Actor-Critic Net Structure

How severe does this issue affect your experience of using Ray?

  • None: Just asking a question out of curiosity

Given an instantiated algorithm ( via, for example, algo =, where config specifies PPOConfig(), an environment, and the torch framework among other things), is it possible to dig down through also to see what the actor-critic model actual consists of, i.e., the layers of the neural network(s)?

I’m curious because Ray, which I’ve used for other things in distributed computing, imposes a lot of overhead and it seems difficult to get the specific data out that I want to see. So I was thinking of developing a PPO system using the actor-critic model that Ray generates for my custom environment.

@jjgriffin2 This is possible.

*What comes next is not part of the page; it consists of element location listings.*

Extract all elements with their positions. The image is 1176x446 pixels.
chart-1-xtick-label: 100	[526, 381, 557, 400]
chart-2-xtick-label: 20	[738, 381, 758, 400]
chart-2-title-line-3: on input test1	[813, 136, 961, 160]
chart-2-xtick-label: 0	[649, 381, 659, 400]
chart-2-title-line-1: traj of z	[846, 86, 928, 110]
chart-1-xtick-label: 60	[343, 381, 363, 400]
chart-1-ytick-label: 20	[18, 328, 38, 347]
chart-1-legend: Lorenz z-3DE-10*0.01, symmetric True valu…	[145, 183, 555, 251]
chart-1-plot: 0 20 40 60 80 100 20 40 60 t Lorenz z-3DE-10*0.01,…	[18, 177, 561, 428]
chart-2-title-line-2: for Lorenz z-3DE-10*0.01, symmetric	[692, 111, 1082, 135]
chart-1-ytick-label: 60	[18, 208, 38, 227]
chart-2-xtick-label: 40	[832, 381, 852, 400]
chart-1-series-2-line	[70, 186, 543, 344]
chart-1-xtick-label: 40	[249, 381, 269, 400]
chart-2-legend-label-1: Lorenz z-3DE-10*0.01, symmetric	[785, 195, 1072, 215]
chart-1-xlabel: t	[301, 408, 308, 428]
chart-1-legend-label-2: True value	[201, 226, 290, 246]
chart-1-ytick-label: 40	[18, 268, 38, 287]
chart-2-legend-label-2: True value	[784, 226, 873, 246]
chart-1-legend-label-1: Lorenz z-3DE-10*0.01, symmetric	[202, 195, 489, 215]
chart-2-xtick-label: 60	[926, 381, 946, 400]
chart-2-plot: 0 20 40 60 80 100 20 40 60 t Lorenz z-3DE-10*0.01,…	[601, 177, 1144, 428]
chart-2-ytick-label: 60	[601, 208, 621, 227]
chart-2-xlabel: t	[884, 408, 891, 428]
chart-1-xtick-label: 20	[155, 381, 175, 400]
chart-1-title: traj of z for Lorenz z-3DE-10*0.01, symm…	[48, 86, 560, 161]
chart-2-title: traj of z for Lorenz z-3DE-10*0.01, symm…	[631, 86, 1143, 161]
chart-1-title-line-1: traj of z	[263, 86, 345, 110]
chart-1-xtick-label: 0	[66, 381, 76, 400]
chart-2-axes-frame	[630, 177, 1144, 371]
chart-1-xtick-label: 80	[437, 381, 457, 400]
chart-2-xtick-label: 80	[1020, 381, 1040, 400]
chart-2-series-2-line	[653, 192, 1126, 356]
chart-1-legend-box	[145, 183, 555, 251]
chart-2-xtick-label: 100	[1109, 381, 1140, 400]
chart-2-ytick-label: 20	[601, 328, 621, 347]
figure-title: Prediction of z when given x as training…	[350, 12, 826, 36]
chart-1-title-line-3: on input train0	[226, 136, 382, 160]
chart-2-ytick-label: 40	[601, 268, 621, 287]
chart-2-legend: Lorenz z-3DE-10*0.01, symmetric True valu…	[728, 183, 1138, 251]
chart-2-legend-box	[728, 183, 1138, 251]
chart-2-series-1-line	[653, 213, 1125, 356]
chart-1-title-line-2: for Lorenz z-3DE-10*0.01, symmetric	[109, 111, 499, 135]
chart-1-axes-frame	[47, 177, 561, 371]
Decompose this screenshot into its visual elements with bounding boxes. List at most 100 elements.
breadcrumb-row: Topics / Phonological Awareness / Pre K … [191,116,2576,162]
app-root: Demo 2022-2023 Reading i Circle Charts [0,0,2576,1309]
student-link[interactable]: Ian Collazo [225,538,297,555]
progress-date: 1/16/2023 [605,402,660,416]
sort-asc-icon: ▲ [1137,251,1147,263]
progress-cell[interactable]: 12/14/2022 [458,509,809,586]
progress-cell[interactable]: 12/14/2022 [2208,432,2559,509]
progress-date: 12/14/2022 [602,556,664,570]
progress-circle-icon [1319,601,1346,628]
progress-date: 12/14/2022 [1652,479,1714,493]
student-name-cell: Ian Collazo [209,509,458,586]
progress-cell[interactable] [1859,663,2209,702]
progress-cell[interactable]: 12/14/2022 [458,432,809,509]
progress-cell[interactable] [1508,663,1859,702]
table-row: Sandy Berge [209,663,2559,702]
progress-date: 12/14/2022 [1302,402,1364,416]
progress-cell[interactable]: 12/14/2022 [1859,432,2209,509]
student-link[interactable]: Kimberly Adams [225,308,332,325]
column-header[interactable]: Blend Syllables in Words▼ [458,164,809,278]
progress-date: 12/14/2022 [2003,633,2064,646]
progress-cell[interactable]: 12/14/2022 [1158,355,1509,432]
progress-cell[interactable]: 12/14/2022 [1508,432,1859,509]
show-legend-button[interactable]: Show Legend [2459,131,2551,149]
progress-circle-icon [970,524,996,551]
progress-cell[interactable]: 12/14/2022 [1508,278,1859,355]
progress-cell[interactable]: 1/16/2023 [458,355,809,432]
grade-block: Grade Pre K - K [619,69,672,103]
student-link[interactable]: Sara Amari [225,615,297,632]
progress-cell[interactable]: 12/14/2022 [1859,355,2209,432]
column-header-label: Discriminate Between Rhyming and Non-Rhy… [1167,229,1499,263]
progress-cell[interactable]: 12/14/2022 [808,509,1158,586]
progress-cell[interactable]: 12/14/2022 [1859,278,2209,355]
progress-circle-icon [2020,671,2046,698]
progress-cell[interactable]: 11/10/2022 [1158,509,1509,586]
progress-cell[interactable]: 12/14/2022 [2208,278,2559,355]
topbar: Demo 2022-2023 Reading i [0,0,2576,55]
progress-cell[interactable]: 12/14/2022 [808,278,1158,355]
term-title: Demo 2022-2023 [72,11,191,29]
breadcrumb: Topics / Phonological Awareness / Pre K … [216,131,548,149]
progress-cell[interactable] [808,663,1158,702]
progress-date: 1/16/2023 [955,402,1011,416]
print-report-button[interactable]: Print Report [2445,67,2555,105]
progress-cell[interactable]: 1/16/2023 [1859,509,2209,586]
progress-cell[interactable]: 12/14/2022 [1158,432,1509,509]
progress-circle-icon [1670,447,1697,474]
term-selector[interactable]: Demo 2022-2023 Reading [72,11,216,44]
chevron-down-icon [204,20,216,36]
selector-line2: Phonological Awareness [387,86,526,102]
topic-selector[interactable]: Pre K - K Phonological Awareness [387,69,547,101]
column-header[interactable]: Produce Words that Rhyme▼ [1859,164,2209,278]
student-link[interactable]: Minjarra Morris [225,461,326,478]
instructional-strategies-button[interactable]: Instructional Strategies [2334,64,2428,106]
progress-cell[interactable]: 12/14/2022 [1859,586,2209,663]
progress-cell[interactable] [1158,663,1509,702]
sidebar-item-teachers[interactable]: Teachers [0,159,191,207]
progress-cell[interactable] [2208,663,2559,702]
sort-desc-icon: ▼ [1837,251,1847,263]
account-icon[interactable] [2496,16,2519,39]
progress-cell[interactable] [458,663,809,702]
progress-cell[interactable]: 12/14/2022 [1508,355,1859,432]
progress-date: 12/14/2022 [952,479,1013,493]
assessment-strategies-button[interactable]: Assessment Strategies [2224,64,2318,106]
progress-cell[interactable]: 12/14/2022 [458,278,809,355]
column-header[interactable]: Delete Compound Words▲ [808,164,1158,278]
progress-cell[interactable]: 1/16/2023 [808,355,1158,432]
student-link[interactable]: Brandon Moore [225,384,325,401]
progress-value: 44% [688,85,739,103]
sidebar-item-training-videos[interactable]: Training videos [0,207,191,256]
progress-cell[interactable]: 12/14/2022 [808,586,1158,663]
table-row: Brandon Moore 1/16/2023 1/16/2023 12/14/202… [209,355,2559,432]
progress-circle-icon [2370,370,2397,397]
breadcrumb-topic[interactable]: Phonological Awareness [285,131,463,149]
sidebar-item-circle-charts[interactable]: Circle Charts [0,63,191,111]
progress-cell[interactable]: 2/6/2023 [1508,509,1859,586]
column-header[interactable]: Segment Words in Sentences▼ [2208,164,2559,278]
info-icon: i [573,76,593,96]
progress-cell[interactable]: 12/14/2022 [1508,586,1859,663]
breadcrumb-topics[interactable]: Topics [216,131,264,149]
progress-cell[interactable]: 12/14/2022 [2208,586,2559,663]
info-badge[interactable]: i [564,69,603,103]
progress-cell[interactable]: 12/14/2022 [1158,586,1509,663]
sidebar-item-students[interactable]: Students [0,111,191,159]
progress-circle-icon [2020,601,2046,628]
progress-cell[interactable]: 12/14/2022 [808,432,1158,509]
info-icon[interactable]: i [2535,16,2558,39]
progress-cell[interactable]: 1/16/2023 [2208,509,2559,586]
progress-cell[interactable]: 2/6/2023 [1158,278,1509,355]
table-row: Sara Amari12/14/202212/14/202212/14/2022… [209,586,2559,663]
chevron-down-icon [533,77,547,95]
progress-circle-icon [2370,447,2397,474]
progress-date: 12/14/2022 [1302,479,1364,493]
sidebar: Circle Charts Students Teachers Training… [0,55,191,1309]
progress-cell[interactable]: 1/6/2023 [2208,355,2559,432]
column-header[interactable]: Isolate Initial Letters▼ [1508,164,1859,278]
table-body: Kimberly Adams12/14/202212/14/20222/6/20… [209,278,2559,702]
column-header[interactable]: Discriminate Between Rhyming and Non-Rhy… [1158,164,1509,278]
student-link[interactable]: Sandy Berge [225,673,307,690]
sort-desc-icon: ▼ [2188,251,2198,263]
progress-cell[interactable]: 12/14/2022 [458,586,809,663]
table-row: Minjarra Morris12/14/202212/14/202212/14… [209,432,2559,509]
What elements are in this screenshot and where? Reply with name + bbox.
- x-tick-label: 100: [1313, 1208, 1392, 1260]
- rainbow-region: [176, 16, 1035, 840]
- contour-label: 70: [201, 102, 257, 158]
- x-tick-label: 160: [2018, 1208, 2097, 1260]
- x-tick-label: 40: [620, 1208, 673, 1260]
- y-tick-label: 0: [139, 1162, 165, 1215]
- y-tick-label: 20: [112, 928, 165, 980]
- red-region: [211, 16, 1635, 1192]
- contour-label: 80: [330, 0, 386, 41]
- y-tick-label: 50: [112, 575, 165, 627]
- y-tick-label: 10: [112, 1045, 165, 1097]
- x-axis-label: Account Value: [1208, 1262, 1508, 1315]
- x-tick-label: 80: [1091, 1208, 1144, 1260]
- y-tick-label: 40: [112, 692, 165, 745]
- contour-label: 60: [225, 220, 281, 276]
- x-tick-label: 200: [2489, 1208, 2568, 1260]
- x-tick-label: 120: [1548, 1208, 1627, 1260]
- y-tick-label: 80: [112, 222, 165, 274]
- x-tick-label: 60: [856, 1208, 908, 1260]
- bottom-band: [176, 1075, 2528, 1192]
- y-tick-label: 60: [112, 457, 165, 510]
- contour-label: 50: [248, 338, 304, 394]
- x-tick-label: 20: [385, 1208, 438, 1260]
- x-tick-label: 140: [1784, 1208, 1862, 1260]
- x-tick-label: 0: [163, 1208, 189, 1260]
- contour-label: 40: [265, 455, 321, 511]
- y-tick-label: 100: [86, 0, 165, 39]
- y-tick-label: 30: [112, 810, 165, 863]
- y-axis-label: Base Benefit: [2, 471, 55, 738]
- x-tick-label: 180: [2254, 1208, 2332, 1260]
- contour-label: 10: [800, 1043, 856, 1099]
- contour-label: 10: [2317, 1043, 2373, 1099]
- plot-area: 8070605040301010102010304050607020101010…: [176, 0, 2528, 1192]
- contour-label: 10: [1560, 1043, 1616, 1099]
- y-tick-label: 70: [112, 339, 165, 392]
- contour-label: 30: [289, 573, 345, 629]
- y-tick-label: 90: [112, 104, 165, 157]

I would choose a debugging approach as you can apply instantly a summary on the model and see the layers it consists of. Which version of Ray is installed? Are you using the old or new stack (AlgorithmConfig.experimental(_enable_new_api_stack) or in older versions AlgorithmConfig.rl_module(_enable_rl_module=True)).
You can find the code for the models in the respective catalogs (rllib/models/ or new stack rllib/core/models/

RLlib is made for RL production workloads and comes with some overhead when e.g. prototyping. We put a lot of efforts into moving from our old stack to a new one which is significantly faster and takes away a couple of software layers. Transferring to the new stack should be completed around Ray Summit 2023.

Interested in your Ray experiences: where exactly do you see much overhead?

The Ray version is nightly download, using the new stack. I’ve seen the code.

What I’m really referring to is the difficulty in getting specific data returned from the environment in the info field after a step (classically, state, raw, done, term, info = env.step(action)) and the action taken and storing that somewhere outside. I’ve set custom callbacks, but that just slows everything to a standstill. The environment is pretty complex, but I’m not doing anything so esoteric that it requires the full power of Ray. So, a simpler approach seems warranted, thus my interest in the model that Ray produces, applied to a non-Ray approach where I’m attempting to hook into a fairly sealed system.

BTW, you mention a “debugging approach.” What does that mean?